Every church speaks of a precise historic moment and every church has an important story behind. Every church speaks of a precise, defined christian community.
All these rural churches although now most of the time closed are very well-preserved and remembered. Some of these churches restored just in very recent years; other ones still in function for special events, other ones property of some privates, a rural church still opened in the 1980s with a community of 81 members.

Why a rural church was so important in the past?
In general the desire from the emigrants of having a place where finding God, where praying God with dignity where staying together also for some moments exchanging the latest news of their little corner of the world where they lived in was felt as a necessity. A church meant this and more in the Old World like in the New One.

You breath all the warm of the purest South reading the various stories of these rural churches and the little cemeteries close to them admiring the beautiful, stunning pictures of this book, inspired by a divine touch.

There are cemeteries where the most eminent people seen in all the magnificence of their graves; there are cemeteries where there are still the graves of the founders of the congregations; you will see gravestones of soldiers of the Secession War (1861-1865).
Yes: people in rural Georgia rest seriously  in peace in these little cemeteries where memory is preserved like a relic.
These cemeteries gives a sensation of peace, of relaxation.

Like a big city, also rural towns tell the story of a State, sometimes with a most vibrant intensity.
Like for all the territories of the USA, you will read an articulated story of the creation of the State of Georgia.

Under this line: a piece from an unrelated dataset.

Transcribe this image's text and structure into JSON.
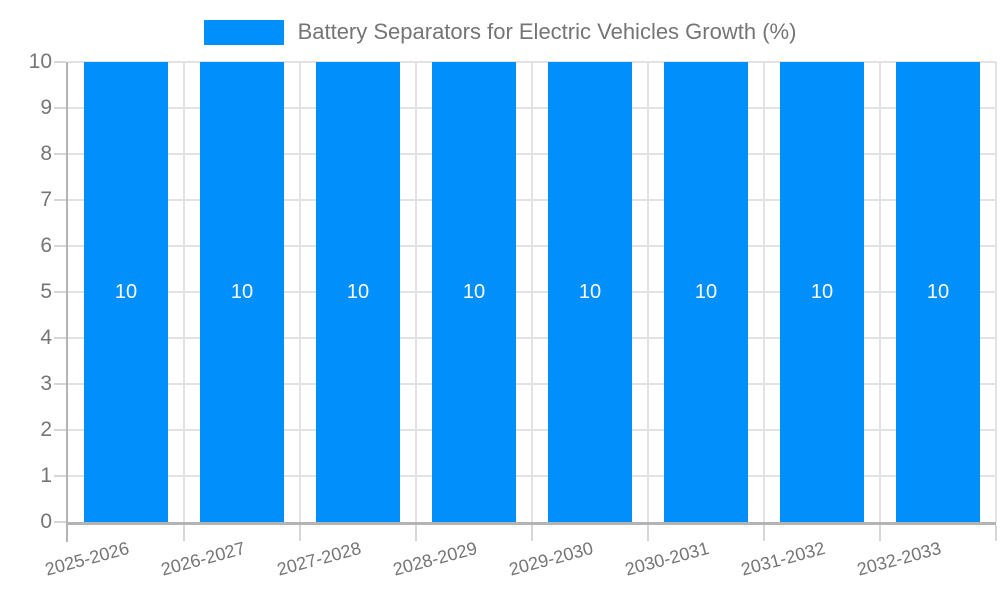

Territories were Native Americans and slowly they became property of the white man, let's use this expression and the last ones of giving up the tribe of Cherokee.

Most of these rural churches built at the end of 1700.
Each rural church "illustrated with words" and then with  wonderful pictures for recreate the magic of the past and the beauty of the present: a calm sensation of being in a place of peace beloved by everyone.

I have seen just a church in bad condition in this book, strangely one of the most recent ones from the end of 1800.

All the other ones have great dignity, and they remain special sanctuaries and guardians of a territory. Some of these churches have separate entrances for men and women and some of them still the spring-fed baptismal pool, some are brick constructions.

But why this interest for these peculiar churches?

The authors at first were searching for their origins and the idea started to take shape thanks to this reason: they thought that searching for rural churches would have been captivating. A rural church was the center of the aggregation of an entire community.

The authors opened a Facebook page, asked for information and received a lot of pictures, suggestions.

Ex Former President Jimmy Carter lived in Plains. It was a real emotion reading his foreword because I read Christmas in Plains , in 2003, it was a Christmas gift from Constance and Bert an American family from the South who bought a house in our corner of the world. As also President Carter remarked in little rural places schools and churches the only buildings presenting to people life and community.

Times changed customs and most of the people who spent their life in rural places preferred to abandon these lands for searching for a best life maybe in a big city, but these rural churches and their cemeteries remain for report to everyone the story of a solid past, of solid people with values, of ancestors still whispering their little or big "Spoon River" in the closest cemeteries.

This book can be according to my point of view a great start for a trip in the most profound, real and rural Georgia.



I thank Georgia University Press for the physical copy of this book.